Sgt David Webb inside a cave at Wee Jasper.
Photo by Cpl Wade Laube, 1JPAU(P)

By Cpl Wade Laube
Adventurous training is a business built on deception – deceiving people into thinking they are in danger when in reality they’re safe and sound in the hands of a Unit Adventurous Training Leader.

A number of future UATLs were being trained in the ins and outs of caving south of Canberra recently.

Adventurous Training Wing, ARTC, undertook its first UATL course in many months, with the task of preparing three people in the intricacies of caving.

To facilitate the course, soldiers from Holding Pl at Latchford Barracks were brought along for the ride.
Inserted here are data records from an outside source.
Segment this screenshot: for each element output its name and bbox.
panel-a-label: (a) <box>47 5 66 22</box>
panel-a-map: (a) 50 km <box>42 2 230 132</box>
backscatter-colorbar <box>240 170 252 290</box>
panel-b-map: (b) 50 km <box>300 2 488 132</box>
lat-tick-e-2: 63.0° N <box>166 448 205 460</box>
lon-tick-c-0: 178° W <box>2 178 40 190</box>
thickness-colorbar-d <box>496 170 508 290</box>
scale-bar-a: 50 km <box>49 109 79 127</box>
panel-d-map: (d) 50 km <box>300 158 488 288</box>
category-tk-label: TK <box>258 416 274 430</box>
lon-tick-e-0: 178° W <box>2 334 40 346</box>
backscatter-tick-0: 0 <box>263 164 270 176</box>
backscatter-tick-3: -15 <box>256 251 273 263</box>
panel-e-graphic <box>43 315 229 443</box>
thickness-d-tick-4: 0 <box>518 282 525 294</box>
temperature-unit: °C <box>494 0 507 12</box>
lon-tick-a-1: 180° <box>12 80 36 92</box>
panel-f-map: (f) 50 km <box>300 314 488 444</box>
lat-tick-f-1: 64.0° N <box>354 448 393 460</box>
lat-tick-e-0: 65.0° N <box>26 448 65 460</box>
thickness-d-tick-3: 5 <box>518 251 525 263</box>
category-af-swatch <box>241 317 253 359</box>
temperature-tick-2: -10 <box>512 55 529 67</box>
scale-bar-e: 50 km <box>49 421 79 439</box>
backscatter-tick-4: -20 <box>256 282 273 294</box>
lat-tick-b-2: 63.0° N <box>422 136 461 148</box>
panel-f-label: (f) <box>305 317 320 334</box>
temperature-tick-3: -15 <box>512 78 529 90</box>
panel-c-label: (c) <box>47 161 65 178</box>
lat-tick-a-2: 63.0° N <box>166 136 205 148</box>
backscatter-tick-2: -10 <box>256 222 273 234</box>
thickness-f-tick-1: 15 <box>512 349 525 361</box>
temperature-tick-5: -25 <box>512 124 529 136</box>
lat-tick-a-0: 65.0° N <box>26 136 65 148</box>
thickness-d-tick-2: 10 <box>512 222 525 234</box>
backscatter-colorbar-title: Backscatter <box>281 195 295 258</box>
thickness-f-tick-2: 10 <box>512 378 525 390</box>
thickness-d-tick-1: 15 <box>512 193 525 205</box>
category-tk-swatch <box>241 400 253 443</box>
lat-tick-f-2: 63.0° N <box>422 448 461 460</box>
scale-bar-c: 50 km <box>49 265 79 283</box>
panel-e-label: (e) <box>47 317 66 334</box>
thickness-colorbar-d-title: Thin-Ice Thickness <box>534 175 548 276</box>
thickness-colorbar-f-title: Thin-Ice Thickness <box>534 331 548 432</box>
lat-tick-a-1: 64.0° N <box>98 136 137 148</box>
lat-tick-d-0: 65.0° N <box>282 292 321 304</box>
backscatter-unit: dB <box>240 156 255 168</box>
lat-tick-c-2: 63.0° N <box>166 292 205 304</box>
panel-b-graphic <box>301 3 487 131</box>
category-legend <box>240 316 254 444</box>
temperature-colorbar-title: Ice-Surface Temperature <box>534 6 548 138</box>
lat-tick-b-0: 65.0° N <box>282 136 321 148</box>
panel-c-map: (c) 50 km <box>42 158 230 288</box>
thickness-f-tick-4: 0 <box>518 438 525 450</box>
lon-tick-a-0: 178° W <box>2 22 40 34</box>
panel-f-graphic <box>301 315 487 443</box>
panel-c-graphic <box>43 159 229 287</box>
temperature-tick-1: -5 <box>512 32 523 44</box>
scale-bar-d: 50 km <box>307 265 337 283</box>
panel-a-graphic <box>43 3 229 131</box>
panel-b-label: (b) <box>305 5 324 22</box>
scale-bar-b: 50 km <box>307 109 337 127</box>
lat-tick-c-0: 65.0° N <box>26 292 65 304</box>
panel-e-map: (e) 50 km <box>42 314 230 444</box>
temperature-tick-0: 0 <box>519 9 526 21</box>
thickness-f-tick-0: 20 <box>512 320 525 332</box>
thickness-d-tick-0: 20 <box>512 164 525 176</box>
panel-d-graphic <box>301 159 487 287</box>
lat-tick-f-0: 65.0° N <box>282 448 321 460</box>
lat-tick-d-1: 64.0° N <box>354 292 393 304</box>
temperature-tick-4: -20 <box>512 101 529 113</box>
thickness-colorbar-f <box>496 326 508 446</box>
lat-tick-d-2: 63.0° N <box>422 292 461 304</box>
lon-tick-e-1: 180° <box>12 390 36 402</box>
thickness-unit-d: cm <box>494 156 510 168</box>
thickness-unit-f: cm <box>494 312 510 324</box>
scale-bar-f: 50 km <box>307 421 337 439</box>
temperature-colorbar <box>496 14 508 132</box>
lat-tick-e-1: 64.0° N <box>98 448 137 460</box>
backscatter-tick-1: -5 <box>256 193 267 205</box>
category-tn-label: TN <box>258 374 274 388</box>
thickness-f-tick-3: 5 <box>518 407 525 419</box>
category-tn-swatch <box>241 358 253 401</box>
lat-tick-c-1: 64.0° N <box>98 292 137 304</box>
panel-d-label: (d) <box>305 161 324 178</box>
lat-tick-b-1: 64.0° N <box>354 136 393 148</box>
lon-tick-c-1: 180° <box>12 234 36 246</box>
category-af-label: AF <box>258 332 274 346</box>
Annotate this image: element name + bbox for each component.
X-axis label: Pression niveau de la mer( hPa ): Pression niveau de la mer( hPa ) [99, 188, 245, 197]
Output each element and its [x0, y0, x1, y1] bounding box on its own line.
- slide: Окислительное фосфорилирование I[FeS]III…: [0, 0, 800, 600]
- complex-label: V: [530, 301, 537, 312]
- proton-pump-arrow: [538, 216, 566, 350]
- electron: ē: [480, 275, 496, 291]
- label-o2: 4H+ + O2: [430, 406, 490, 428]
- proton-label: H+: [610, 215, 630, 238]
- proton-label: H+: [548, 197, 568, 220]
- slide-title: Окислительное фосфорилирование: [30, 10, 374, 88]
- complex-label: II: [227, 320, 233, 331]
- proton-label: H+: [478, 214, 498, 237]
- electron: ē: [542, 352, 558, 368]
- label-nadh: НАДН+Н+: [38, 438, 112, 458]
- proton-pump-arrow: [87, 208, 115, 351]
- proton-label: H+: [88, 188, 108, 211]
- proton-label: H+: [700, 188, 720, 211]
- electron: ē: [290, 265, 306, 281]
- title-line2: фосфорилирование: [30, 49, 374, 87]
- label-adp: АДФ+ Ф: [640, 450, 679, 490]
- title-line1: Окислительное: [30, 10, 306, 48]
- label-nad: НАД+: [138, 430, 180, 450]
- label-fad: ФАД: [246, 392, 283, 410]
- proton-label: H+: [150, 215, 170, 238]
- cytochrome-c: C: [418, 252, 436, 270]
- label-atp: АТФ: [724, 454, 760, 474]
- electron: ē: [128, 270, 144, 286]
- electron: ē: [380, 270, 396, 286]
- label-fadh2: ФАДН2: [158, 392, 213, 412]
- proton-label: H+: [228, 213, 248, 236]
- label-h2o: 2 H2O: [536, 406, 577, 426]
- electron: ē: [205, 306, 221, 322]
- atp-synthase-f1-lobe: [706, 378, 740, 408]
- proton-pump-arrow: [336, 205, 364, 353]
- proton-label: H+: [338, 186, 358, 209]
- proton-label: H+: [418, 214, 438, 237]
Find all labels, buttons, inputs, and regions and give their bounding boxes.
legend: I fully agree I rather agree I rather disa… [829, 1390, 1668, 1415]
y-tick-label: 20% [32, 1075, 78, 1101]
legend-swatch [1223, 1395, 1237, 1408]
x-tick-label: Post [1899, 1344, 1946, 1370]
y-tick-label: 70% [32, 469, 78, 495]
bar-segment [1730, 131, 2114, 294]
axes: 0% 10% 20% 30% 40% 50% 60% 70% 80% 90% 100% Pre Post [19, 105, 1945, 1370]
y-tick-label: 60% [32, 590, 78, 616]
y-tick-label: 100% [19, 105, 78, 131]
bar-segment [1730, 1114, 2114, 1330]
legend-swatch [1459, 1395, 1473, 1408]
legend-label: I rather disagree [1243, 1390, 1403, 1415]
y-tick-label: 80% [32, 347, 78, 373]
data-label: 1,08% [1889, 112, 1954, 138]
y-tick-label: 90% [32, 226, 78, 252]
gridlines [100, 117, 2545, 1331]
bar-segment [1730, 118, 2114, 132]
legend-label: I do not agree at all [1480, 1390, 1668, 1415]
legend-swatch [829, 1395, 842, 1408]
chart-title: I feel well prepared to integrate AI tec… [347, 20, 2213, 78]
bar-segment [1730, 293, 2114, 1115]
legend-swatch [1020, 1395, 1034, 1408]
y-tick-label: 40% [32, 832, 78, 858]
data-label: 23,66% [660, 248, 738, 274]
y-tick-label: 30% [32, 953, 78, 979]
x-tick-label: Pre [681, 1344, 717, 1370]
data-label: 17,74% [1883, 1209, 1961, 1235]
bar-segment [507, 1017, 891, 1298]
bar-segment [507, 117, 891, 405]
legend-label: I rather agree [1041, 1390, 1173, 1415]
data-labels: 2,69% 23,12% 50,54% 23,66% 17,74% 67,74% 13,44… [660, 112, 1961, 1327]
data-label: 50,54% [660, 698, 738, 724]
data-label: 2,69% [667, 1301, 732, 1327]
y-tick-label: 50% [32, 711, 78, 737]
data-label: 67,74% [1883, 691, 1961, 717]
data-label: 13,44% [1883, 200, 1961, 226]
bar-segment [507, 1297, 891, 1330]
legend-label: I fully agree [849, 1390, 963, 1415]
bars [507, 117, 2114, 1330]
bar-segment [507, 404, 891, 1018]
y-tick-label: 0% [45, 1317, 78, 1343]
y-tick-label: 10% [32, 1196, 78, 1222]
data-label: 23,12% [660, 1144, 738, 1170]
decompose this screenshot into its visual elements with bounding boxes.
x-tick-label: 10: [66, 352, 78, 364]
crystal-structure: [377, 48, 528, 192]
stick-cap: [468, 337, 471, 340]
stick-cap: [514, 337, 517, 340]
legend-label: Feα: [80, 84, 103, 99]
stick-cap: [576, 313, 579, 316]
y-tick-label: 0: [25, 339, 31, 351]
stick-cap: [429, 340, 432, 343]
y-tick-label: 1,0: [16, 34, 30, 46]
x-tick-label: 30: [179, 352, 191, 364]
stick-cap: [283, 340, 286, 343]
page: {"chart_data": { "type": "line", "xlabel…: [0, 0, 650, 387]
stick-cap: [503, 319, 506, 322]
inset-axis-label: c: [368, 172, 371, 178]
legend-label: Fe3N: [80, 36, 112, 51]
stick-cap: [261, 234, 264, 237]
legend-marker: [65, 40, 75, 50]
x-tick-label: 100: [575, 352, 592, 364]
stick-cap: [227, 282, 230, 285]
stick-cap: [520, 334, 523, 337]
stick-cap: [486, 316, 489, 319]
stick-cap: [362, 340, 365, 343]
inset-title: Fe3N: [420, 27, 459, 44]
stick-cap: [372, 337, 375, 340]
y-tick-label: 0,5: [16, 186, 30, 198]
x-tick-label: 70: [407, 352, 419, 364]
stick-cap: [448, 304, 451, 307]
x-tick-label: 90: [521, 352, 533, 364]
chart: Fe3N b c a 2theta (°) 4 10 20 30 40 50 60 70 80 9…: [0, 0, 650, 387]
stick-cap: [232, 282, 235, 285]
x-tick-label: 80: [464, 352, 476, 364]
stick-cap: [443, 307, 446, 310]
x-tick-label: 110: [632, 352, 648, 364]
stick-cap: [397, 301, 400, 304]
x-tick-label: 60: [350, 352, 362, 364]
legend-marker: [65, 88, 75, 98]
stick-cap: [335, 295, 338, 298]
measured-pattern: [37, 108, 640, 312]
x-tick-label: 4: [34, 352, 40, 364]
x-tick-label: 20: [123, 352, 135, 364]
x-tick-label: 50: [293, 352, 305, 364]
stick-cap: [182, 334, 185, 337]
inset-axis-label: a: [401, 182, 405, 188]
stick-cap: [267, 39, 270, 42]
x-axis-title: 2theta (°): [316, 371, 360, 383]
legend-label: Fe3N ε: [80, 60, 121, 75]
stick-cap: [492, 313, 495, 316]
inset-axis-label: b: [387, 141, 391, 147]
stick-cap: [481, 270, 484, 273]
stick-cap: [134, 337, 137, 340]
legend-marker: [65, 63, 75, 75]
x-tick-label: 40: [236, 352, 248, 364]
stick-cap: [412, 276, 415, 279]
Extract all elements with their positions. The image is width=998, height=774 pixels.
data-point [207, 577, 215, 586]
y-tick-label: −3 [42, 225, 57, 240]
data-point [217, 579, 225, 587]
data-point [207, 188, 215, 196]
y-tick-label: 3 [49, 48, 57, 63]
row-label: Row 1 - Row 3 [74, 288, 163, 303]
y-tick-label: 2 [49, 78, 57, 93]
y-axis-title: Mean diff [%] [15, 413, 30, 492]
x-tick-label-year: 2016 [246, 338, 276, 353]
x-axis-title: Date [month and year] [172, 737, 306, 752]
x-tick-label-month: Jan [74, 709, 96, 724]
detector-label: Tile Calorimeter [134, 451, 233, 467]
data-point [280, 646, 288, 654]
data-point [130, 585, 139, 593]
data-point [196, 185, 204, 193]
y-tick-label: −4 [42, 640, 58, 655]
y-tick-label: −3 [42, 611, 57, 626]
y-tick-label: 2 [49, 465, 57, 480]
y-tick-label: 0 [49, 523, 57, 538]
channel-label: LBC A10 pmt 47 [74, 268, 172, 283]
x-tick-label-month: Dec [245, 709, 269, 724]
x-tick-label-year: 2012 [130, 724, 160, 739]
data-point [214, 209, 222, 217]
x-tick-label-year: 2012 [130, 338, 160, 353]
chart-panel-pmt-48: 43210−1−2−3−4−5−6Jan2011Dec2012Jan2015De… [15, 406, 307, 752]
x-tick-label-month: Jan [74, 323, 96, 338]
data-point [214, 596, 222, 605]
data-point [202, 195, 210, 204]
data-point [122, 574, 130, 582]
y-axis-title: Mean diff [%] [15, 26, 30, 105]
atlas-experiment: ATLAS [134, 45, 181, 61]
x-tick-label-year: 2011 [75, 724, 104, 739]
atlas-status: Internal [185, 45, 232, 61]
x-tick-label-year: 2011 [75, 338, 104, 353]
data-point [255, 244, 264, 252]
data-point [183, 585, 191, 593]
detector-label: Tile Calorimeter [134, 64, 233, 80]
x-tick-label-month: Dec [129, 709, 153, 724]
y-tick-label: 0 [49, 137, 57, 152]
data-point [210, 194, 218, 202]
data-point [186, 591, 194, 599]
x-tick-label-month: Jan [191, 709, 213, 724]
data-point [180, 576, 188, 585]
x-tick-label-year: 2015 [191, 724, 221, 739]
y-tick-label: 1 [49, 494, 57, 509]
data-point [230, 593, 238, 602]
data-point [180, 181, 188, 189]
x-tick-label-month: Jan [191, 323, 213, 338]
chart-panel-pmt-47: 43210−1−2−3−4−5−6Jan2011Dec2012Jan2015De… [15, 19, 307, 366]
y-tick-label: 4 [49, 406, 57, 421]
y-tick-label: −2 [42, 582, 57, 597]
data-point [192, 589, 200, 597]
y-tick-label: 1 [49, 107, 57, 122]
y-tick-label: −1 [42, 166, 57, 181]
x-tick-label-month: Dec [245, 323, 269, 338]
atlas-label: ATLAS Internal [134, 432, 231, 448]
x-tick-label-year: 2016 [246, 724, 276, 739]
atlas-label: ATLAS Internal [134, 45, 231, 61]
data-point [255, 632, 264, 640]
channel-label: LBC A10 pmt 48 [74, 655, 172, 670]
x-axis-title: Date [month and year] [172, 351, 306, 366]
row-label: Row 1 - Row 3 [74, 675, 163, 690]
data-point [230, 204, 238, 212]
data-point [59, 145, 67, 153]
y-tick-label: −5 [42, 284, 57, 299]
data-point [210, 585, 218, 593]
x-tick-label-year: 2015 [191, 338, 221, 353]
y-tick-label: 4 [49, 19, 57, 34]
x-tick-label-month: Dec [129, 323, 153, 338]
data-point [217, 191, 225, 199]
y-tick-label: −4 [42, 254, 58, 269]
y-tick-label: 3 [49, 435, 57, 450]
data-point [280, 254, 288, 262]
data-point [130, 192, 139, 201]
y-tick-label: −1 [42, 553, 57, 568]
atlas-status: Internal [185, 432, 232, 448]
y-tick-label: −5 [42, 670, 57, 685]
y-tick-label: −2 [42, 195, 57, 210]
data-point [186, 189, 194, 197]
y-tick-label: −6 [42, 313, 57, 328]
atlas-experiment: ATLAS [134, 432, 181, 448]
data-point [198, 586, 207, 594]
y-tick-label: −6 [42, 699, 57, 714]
Caving as a word, would incite fear in most of us, conjuring connotations of tight spots, dark places, and an easy area to get lost. In reality with a trained supervisor it really isn’t that big a deal.

But try telling that to Pte Krystle Lewis fresh out of Kapooka, as she stepped out into nothingness, on an abseil descent into Wee Jasper’s large cave system.

Pinning her hopes on the thin rope connecting her to trees on the surface, she descended into a rocky cavern, its depth totally elusive for the darkness until her feet feel the ground.

“I don’t like being in tight spaces like those. I prefer open spaces or I feel a little claustrophobic,” she said.

“But I had people there who knew what they were doing, and I had the others there encouraging me and guiding me through the caves. So I did it all.